Training/Backend - TypeScript
Headless Document Management System
A comprehensive backend training project that teaches clean architecture, domain-driven design, and modern TypeScript development through building a document management system
About the project
Headless API for documents, metadata, permissions, search, and short-lived downloads.
- Storage: S3-compatible object store (minio/S3/GCS) + CDN optional.
- Security: JWT auth, RBAC (Admin, User), pre-signed URLs, strict input validation.
- Search: Filter by tags, metadata (key/value), filename, content-type; pagination & sort.
- Versioning & Audit: Immutable file versions, basic audit trail (who/when/what).
Pre Requisites
- Proficiency in TypeScript (Custom Types, Interfaces, Type Utils, Classes, Generics, etc.)
- Proficiency in Node.js or Bun.js: Concurrency management, Event Loop, and File & Streams.
- Basic Understanding of 12 Factor Apps
- Functional Programming: Composition, Currying, Higher-Order Functions (HOF), Functors, and Monads
Kick-Off (Week 1)
Tasks
API Endpoints:
- Build endpoints for uploading documents with metadata.
- Build endpoint for managing metadata.
- Build endpoints for managing permissions.
- Introduce JWT-based authentication for securing endpoints.
- Build endpoint for generating short lived download links for files.
- Implement advanced search filters for documents using tags and metadata.
Other:
- Cover gitflow and prepare a custom diagram in figjam.
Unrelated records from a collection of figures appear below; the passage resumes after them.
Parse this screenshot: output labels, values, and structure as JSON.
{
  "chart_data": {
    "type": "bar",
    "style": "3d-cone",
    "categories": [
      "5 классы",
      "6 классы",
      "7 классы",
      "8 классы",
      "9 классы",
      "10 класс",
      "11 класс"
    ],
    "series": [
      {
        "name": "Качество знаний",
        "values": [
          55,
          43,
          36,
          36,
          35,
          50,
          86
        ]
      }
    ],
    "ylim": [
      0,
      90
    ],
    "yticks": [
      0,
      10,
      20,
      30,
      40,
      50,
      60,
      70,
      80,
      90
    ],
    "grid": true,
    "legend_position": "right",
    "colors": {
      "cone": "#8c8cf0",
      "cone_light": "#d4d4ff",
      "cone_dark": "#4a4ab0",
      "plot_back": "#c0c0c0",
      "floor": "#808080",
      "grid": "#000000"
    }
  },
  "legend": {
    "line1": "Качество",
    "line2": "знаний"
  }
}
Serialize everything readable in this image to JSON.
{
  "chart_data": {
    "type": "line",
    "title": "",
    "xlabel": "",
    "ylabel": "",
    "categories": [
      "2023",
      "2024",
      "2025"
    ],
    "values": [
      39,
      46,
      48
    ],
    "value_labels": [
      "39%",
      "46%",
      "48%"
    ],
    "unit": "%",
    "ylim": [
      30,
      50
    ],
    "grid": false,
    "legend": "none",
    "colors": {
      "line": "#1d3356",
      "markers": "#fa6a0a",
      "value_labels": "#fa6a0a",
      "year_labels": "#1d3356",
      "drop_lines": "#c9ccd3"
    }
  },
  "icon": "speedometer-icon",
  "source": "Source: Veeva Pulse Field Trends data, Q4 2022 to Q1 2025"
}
Goal is to visualize SDLC from git flow perspective
- Create services to abstract the logic away from controllers.
- Abstract away ORM model and create a physical store like APIs using repository pattern with interface for stores and their concrete implementation utilizing ORM models.
Expectations
- Use Express.js or Hono for HTTP framework with traditional REST endpoints.
- Use Drizzle ORM for database operations.
- Use application-generated UUIDs instead of database-generated IDs.
- Validate input using Zod schemas.
- Implement JWT-based authentication with middleware.
- Keep controllers thin: validate input, call services, return responses.
- Use repository pattern for data access with interface abstractions.
- Implement pagination with standard options and paginated responses.
- Prefer async/await over promises and callbacks.
How to submit your work
Create a public repo on Github and push your code on it. then share the link back with the team.